本発明の一実施形態に係る露光装置の側面図である。 (a)は本発明の露光装置の露光ステージにテープが吸着された状態での背面方向からの透視図であり、(b)はテープがステージ吸着された状態での(a)のA−A方向の断面図である。 別のテープに関する実施例で、別のテープがステージ吸着された状態である。 本発明の一実施形態に係る露光方法のフローチャートである。
符号の説明
1 露光装置
2 露光ステージ
3 側辺吸引口
5 ブロア
6 テープ
8 三方バルブ
9 減圧タンク
10 減圧ポンプ
13 中央吸引口
15 三方バルブ
16 減圧ポンプ
17 中央領域
18 ホール領域
19 側辺領域
20 パーフォレイションホール
21 ブロック
22 中央部
23 側辺部

Claims (8)

  1. フイルム状のテープを1ブロックずつ送り方向に送りながら、露光ステージで前記1ブロックごとに前記テープを露光する露光装置において、
    前記露光装置は、
    中央吸引口に接続する第1減圧装置と、
    側辺吸引口に接続し、前記第1減圧装置より吸引力が強い第2減圧装置を有し、
    前記露光ステージは、
    前記第1減圧装置が前記テープを引き付ける第1吸引力により前記テープの中央領域を吸引し吸着させる前記中央吸引口と、
    前記第2減圧装置が前記テープの側辺領域を引き付ける前記第1吸引力より強い第2吸引力により前記側辺領域を吸引し吸着させる側辺吸引口と、
    を有し、
    前記露光ステージは取り替え可能であることを特徴とする露光装置。
  2. フイルム状のテープを1ブロックずつ送り方向に送りながら、露光ステージで前記1ブロックごとに前記テープを露光する露光装置において、
    前記露光装置は、
    中央吸引口に接続する前記第1減圧装置と、
    側辺吸引口に接続し、前記第1減圧装置より吸引力が強い第2減圧装置を有し、
    前記第2減圧装置は、
    前記側辺吸引口に接続する減圧ポンプと、
    前記側辺吸引口と前記減圧ポンプとに接続し、前記減圧ポンプにより内部圧力が減圧される減圧タンクと、
    を有し、
    前記露光ステージは、
    前記第1減圧装置が前記テープを引き付ける前記第1吸引力により前記テープの中央領域を吸引し吸着させる前記中央吸引口と、
    前記第2減圧装置が前記テープの側辺領域を引き付ける前記第1吸引力より強い第2吸引力により前記側辺領域を吸引し吸着させる側辺吸引口と、
    を有し、
    前記露光ステージは取り替え可能であることを特徴とする露光装置。
  3. 前記テープが前記送り方向に伸びる少なくとも一対のパーフォレイションを有し、
    一対のパーフォレイション間の前記中央領域と前記パーフォレイションから前記テープの端部までの前記側辺領域を有することを特徴とする請求項1または請求項2に記載の露光装置。

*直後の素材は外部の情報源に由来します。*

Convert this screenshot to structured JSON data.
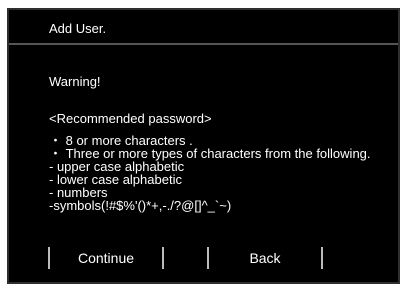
{
  "dialog": {
    "title": "Add User.",
    "warning": "Warning!",
    "recommended_heading": "<Recommended password>",
    "requirements": [
      "・ 8 or more characters .",
      "・ Three or more types of characters from the following.",
      "- upper case alphabetic",
      "- lower case alphabetic",
      "- numbers",
      "-symbols(!#$%'()*+,-./?@[]^_`~)"
    ],
    "buttons": {
      "continue_label": "Continue",
      "back_label": "Back"
    }
  },
  "colors": {
    "background": "#000000",
    "text": "#ffffff",
    "divider": "#555555",
    "button_edge": "#bbbbbb"
  }
}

  4. 前記側辺領域はパーフォレイションを有していない前記テープの幅に対して10パーセント以下の領域であることを特徴とする請求項1または請求項2に記載の露光装置。
  5. 前記中央領域および前記側辺領域の吸引を開始した後に、前記テープの前記中央吸引口または側辺吸引口とは反対側からテープに向かって気体を吹き出すブロア部を有することを特徴とする請求項1乃至請求項4のいずれか1項に記載の露光装置。

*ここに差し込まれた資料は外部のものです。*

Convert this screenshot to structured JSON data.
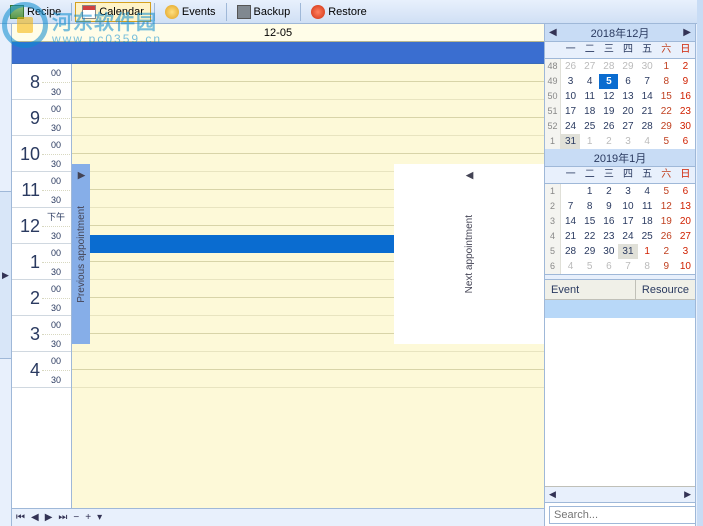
{
  "toolbar": {
    "recipe": "Recipe",
    "calendar": "Calendar",
    "events": "Events",
    "backup": "Backup",
    "restore": "Restore"
  },
  "date_header": "12-05",
  "hours": [
    {
      "h": "8",
      "m1": "00",
      "m2": "30"
    },
    {
      "h": "9",
      "m1": "00",
      "m2": "30"
    },
    {
      "h": "10",
      "m1": "00",
      "m2": "30"
    },
    {
      "h": "11",
      "m1": "00",
      "m2": "30"
    },
    {
      "h": "12",
      "m1": "下午",
      "m2": "30"
    },
    {
      "h": "1",
      "m1": "00",
      "m2": "30"
    },
    {
      "h": "2",
      "m1": "00",
      "m2": "30"
    },
    {
      "h": "3",
      "m1": "00",
      "m2": "30"
    },
    {
      "h": "4",
      "m1": "00",
      "m2": "30"
    }
  ],
  "prev_appt": "Previous appointment",
  "next_appt": "Next appointment",
  "calendars": [
    {
      "title": "2018年12月",
      "dow": [
        "一",
        "二",
        "三",
        "四",
        "五",
        "六",
        "日"
      ],
      "weeks": [
        "48",
        "49",
        "50",
        "51",
        "52",
        "1"
      ],
      "rows": [
        [
          {
            "d": "26",
            "o": 1
          },
          {
            "d": "27",
            "o": 1
          },
          {
            "d": "28",
            "o": 1
          },
          {
            "d": "29",
            "o": 1
          },
          {
            "d": "30",
            "o": 1
          },
          {
            "d": "1",
            "s": 1
          },
          {
            "d": "2",
            "u": 1
          }
        ],
        [
          {
            "d": "3"
          },
          {
            "d": "4"
          },
          {
            "d": "5",
            "t": 1
          },
          {
            "d": "6"
          },
          {
            "d": "7"
          },
          {
            "d": "8",
            "s": 1
          },
          {
            "d": "9",
            "u": 1
          }
        ],
        [
          {
            "d": "10"
          },
          {
            "d": "11"
          },
          {
            "d": "12"
          },
          {
            "d": "13"
          },
          {
            "d": "14"
          },
          {
            "d": "15",
            "s": 1
          },
          {
            "d": "16",
            "u": 1
          }
        ],
        [
          {
            "d": "17"
          },
          {
            "d": "18"
          },
          {
            "d": "19"
          },
          {
            "d": "20"
          },
          {
            "d": "21"
          },
          {
            "d": "22",
            "s": 1
          },
          {
            "d": "23",
            "u": 1
          }
        ],
        [
          {
            "d": "24"
          },
          {
            "d": "25"
          },
          {
            "d": "26"
          },
          {
            "d": "27"
          },
          {
            "d": "28"
          },
          {
            "d": "29",
            "s": 1
          },
          {
            "d": "30",
            "u": 1
          }
        ],
        [
          {
            "d": "31",
            "h": 1
          },
          {
            "d": "1",
            "o": 1
          },
          {
            "d": "2",
            "o": 1
          },
          {
            "d": "3",
            "o": 1
          },
          {
            "d": "4",
            "o": 1
          },
          {
            "d": "5",
            "o": 1,
            "s": 1
          },
          {
            "d": "6",
            "o": 1,
            "u": 1
          }
        ]
      ]
    },
    {
      "title": "2019年1月",
      "dow": [
        "一",
        "二",
        "三",
        "四",
        "五",
        "六",
        "日"
      ],
      "weeks": [
        "1",
        "2",
        "3",
        "4",
        "5",
        "6"
      ],
      "rows": [
        [
          {
            "d": "",
            "o": 1
          },
          {
            "d": "1"
          },
          {
            "d": "2"
          },
          {
            "d": "3"
          },
          {
            "d": "4"
          },
          {
            "d": "5",
            "s": 1
          },
          {
            "d": "6",
            "u": 1
          }
        ],
        [
          {
            "d": "7"
          },
          {
            "d": "8"
          },
          {
            "d": "9"
          },
          {
            "d": "10"
          },
          {
            "d": "11"
          },
          {
            "d": "12",
            "s": 1
          },
          {
            "d": "13",
            "u": 1
          }
        ],
        [
          {
            "d": "14"
          },
          {
            "d": "15"
          },
          {
            "d": "16"
          },
          {
            "d": "17"
          },
          {
            "d": "18"
          },
          {
            "d": "19",
            "s": 1
          },
          {
            "d": "20",
            "u": 1
          }
        ],
        [
          {
            "d": "21"
          },
          {
            "d": "22"
          },
          {
            "d": "23"
          },
          {
            "d": "24"
          },
          {
            "d": "25"
          },
          {
            "d": "26",
            "s": 1
          },
          {
            "d": "27",
            "u": 1
          }
        ],
        [
          {
            "d": "28"
          },
          {
            "d": "29"
          },
          {
            "d": "30"
          },
          {
            "d": "31",
            "h": 1
          },
          {
            "d": "1",
            "o": 1,
            "u": 1
          },
          {
            "d": "2",
            "o": 1,
            "s": 1
          },
          {
            "d": "3",
            "o": 1,
            "u": 1
          }
        ],
        [
          {
            "d": "4",
            "o": 1
          },
          {
            "d": "5",
            "o": 1
          },
          {
            "d": "6",
            "o": 1
          },
          {
            "d": "7",
            "o": 1
          },
          {
            "d": "8",
            "o": 1
          },
          {
            "d": "9",
            "o": 1,
            "s": 1
          },
          {
            "d": "10",
            "o": 1,
            "u": 1
          }
        ]
      ]
    }
  ],
  "event_list": {
    "col_event": "Event",
    "col_resource": "Resource"
  },
  "search": {
    "placeholder": "Search..."
  },
  "watermark": {
    "text": "河东软件园",
    "sub": "www.pc0359.cn"
  }
}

  6. フイルム状のテープを1ブロックずつ送りながら、前記露光ステージで前記1ブロックごとに前記テープを吸着しては露光する露光方法において、
    第1減圧ポンプで減圧タンクの内部圧力を減圧する工程、
    第2減圧ポンプにより、前記テープの第1面の中央領域を引き付ける第1吸引力を働かせる工程、
    次に、前記第1ポンプと減圧された前記減圧タンクとにより、前記テープの第一面の側辺領域を引き付ける前記第1吸引力より強い第2吸引力を働かせる工程、
    を特徴とする露光方法。
  7. 前記第2吸引力を働かせた後でかつ前記露光前に、前記第1面とは異なる第2面に向けて気体を吹き出すことを特徴とする請求項6に記載の露光方法。
  8. 前記テープは前記送り方向に伸びる少なくとも一対のパーフォレイションを有しており、前記中央領域は一対のパーフォレイション間の領域であり、前記側辺領域は前記パーフォレイションから前記テープの端部であることを特徴とする請求項6乃至請求項7のいずれか1項に記載の露光方法。